Le débat sur la réalité du niveau d’endettement du Sénégal s’est intensifié depuis la publication du rapport de la Cour des comptes (février 2025) et l’audit de Forvis Mazars commandité par le gouvernement, sous la supervision du Fonds monétaire international (Fmi). Les écarts observés entre les chiffres officiels antérieurs et ceux issus de ces rapports ont conduit à un important besoin de clarification : qu’incluent réellement ces ratios de dette ?

Une partie de l’opinion estime que la dette des établissements et entreprises publiques aurait déjà été intégrée dans les chiffres publiés. Or, une lecture rigoureuse des rapports montre que ni la Cour des comptes ni Mazars n’ont inclus la dette parapublique dans leurs calculs.

Ce que dit la Cour des comptes
Le rapport définitif de la Cour des comptes sur la situation des finances publiques (gestion 2019-31 mars 2024) distingue de manière explicite la dette de l’Administration centrale de celle du secteur parapublic. Les chiffres sont sans équivoque :
Page 24 – Tableau 19 (Bulletin trimestriel de la dette publique, 1ᵉʳ trimestre 2023) :
• Dette du secteur parapublic : 1381 milliards F Cfa
• Dette de l’Administration centrale : 13 773 milliards F Cfa
• Dette publique totale : 15 754 milliards F Cfa
Cette distinction montre clairement que la dette des entreprises et établissements publics n’a pas été intégrée au calcul du ratio global de la dette publique. Par ailleurs, à la page 44 du rapport, la Cour des comptes indique que l’encours de la dette de l’Administration centrale s’élève à 18 558,91 milliards F Cfa à fin 2023, soit 99, 67% du Pib.
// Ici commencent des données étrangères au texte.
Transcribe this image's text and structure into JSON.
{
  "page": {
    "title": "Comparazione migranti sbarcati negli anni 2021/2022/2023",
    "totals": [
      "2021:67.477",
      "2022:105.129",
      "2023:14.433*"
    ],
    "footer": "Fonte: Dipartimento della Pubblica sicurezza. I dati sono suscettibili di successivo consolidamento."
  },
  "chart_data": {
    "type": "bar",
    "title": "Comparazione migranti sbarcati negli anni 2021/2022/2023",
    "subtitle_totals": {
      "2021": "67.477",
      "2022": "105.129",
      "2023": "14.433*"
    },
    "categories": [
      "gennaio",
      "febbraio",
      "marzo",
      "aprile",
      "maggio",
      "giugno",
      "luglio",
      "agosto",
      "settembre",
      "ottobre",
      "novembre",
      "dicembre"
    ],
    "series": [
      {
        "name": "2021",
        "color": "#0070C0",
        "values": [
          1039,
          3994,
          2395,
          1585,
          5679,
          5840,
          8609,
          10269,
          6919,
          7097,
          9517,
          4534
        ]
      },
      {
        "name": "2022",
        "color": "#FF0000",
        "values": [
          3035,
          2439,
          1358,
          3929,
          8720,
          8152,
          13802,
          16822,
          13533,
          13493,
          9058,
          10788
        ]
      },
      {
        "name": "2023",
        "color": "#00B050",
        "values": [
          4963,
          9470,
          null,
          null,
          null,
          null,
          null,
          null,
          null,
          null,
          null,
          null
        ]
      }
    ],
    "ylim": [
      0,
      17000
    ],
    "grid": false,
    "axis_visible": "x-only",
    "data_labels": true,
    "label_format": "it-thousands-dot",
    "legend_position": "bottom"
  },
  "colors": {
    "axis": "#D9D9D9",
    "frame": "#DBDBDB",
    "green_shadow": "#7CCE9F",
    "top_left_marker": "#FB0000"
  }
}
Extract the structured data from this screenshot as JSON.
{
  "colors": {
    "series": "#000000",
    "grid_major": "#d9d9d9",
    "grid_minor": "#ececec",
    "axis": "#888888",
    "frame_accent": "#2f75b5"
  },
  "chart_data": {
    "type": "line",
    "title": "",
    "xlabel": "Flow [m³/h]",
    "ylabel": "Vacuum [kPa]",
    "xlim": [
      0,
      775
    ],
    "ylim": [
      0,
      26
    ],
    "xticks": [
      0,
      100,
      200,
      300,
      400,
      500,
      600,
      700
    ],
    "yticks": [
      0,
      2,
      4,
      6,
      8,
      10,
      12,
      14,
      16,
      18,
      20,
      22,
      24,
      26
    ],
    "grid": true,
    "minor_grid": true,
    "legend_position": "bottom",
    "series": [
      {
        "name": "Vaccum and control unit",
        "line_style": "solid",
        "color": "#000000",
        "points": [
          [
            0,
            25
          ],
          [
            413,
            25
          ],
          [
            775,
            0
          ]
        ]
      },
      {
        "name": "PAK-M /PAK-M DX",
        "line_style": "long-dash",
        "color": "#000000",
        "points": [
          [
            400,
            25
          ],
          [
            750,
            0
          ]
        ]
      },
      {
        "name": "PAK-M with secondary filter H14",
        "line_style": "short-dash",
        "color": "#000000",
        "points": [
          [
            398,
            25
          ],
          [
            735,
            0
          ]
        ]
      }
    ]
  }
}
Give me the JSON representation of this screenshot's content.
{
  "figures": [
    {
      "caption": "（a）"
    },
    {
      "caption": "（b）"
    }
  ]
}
Autrement dit, la Cour des comptes ne prend en compte que la dette budgétaire de l’Etat central, à l’exclusion des passifs du secteur parapublic.

Ce que dit le Fmi
Le communiqué du Fmi du 26 août 2025, publié à la suite de l’audit de Forvis Mazars, précise : «Following the comprehensive reconciliation exercise conducted by Forvis Mazars, the authorities have revised the stock of central government debt from 74.4% to 111.0% of Gdp at end-2023. At end-2024, the revised debt statistics show central government debt reached 118.8 % of Gdp.» — Fmi, communiqué du 26 août 2025 (imf.org).

Le terme «central government debt» confirme que Mazars, comme la Cour des comptes, a limité son analyse à la dette du gouvernement central, sans y inclure les engagements du secteur parapublic. Les ratios compris entre 99% et 118% du Pib concernent donc exclusivement la dette budgétaire directe de l’Etat.
Ce que dit Bloomberg : l’ajout de la dette des entreprises publiques par le Fmi
Selon un article de Bloomberg L.P. daté du 17 octobre 2025, le Fmi a récemment étendu le périmètre d’évaluation de la dette publique pour y inclure les entreprises publi­ques et autres entités parapubliques. «The Imf now includes state-owned enterprises’ liabilities in Senegal’s public debt, which brings the total debt-to-GDP ratio to about 132 percent at the end of 2024.» — Bloomberg, 17 octobre 2025 (bloomberg.com).

Cette nouvelle estimation élève donc la dette publique totale consolidée (Etat + entreprises publiques) à environ 130-132% du Pib, contre 118% pour la dette de l’Etat central seul. Cette révision s’explique par la prise en compte des engagements contingents et des garanties de l’Etat vis-à-vis d’entreprises publiques comme Senelec, Petrosen ou certaines agences d’exécution, souvent endettées auprès de bailleurs multilatéraux ou sur les marchés internationaux.
Conclusion

L’analyse croisée des rapports de la Cour des comptes, de Forvis Mazars et des données du Fmi montre que l’écart entre les ratios de dette du Sénégal -de 99% à 132% du PIb- ne provient pas d’une erreur de calcul, mais d’un changement de périmètre comptable. Les deux premiers rapports se limitent à la dette budgétaire de l’Etat central, tandis que le Fmi, dans son évaluation la plus récente, y a ajouté la dette des entreprises publiques, offrant ainsi une image plus complète mais aussi plus préoccupante de l’endettement global du pays.